Moving swiftly on to the desktop appearance, you will probably at some stage want to change the theme you are running on Gnome. To access this, simply right-click a blank part of your desktop and select Change Desktop Background. This will take you to the Appearance Preferences menu where you can alter lots of the lovely things you can see below. Generally I choose the theme you can see selected in the screen shot below and also change all of the Fonts to a smaller size, because I think the defaults are far too large.
Last for this post, but certainly not least you have the Compiz Settings Manager. This is a bit of a beast and you can do some weird and wonderful things in here such as the lovely magic carpet (and lots of other effects) that I have mentioned previously. You can also significantly slow down you machine or introduce an error to your config just as I had done, so please be careful and remember what you changed and take backups or copies of you system settings in your home directory. Access this again through System/ Preferences menu
So now our work is done, my desktop is complete (for today at least) and its looking just like I want it. So I think it is only fair I present it to you.
In the screen shot, to the left you will notice my lovely Windows 7 desktop. This is the machine that pays my bills because it’s got lots of Microsoft goodies such as SQL 2008 R2 client tools, Visual Studio 2010 and Office 2010 to name but a few. With the simple click onto this machine and a press of my right CTRL key whilst also pressing the F key, this guest is fully maximized to fill the entire screen as if it was installed natively. The same sort of thing we are used to in VMWare Workstation or even Remote Desktop connection (if you can ever remember that key combination). Unlike VMWare Workstation, there is absolutely no sluggishness at all.

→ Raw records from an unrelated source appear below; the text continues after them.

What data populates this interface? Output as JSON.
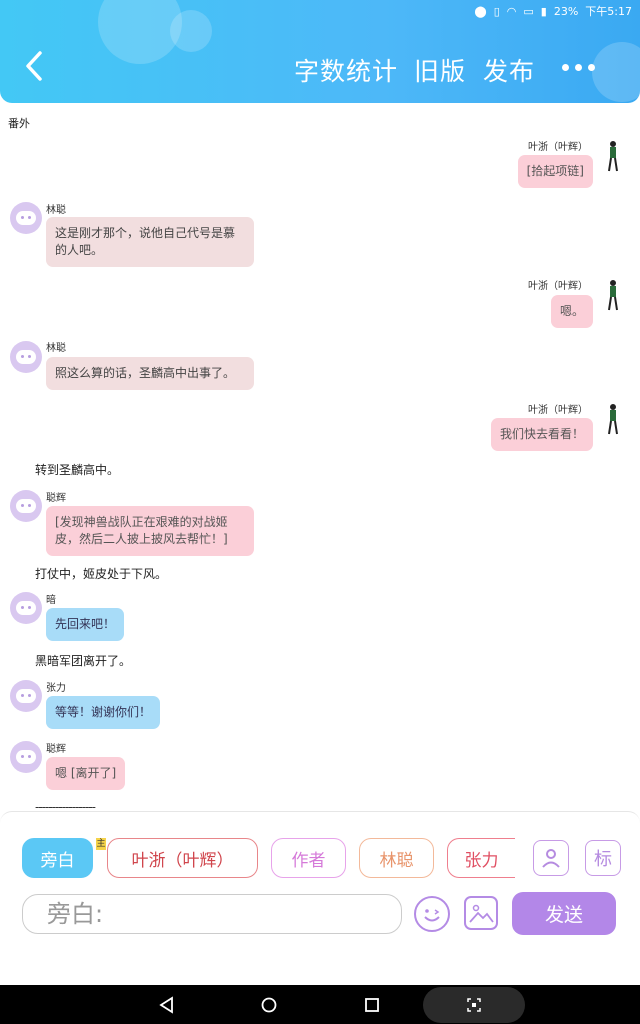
{
  "status": {
    "battery_pct": "23%",
    "time": "下午5:17"
  },
  "header": {
    "word_count": "字数统计",
    "old_version": "旧版",
    "publish": "发布"
  },
  "chapter": "番外",
  "messages": [
    {
      "speaker": "叶浙（叶辉）",
      "text": "[拾起项链]"
    },
    {
      "speaker": "林聪",
      "text": "这是刚才那个，说他自己代号是慕的人吧。"
    },
    {
      "speaker": "叶浙（叶辉）",
      "text": "嗯。"
    },
    {
      "speaker": "林聪",
      "text": "照这么算的话，圣麟高中出事了。"
    },
    {
      "speaker": "叶浙（叶辉）",
      "text": "我们快去看看！"
    },
    {
      "narration": "转到圣麟高中。"
    },
    {
      "speaker": "聪辉",
      "text": "[发现神兽战队正在艰难的对战姬皮，然后二人披上披风去帮忙！]"
    },
    {
      "narration": "打仗中，姬皮处于下风。"
    },
    {
      "speaker": "暗",
      "text": "先回来吧！"
    },
    {
      "narration": "黑暗军团离开了。"
    },
    {
      "speaker": "张力",
      "text": "等等！谢谢你们！"
    },
    {
      "speaker": "聪辉",
      "text": "嗯 [离开了]"
    }
  ],
  "divider": "------------------",
  "roles": {
    "narrator": "旁白",
    "main_badge": "主",
    "items": [
      "叶浙（叶辉）",
      "作者",
      "林聪",
      "张力"
    ],
    "mark": "标"
  },
  "composer": {
    "placeholder": "旁白:",
    "send": "发送"
  }
}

Next I would like to draw your attention to the machine underneath it. You would be wrong to think that this is another guest, it is infact a remote connection to another Linux machine over the WAN using an SSH tunnel using some lovely software that does VNC like (but so much better) desktop. Again I can maximize this entire machine so it looks and feels like I am there. This time I have to use the left CTRL and ALT keys whilst also pressing down (yes you guessed it) the F key. It’s really nice.
Moving swiftly on, and looking across to the top right of the desktop you will see a machine called Neon. This is my little pet play thing which I have several different versions of SQL installed going right up to R2 which I use to help me take screen shots and also to trouble shoot tweets and test out any scenarios of my own that I may have. This machine is a guest, so I can pause it, save it’s state in seconds and then close it if I don’t want it around or don’t need it. This usually happens when my pet play thing is misbehaving itself or needs a rest.
To the bottom right of the screen is a remote desktop connection (using the linux rdesktop command) to a random live work server. I tend to have a very nasty habit of having a lot of these, but I am currently in treatment and hope to keep them at a minimum sometime soon. Within my Windows 7 guest I might also have a couple of remote desktops going on, depending upon where the focus of my attention has been.
People I would like to welcome you to my environment. I hope you like it.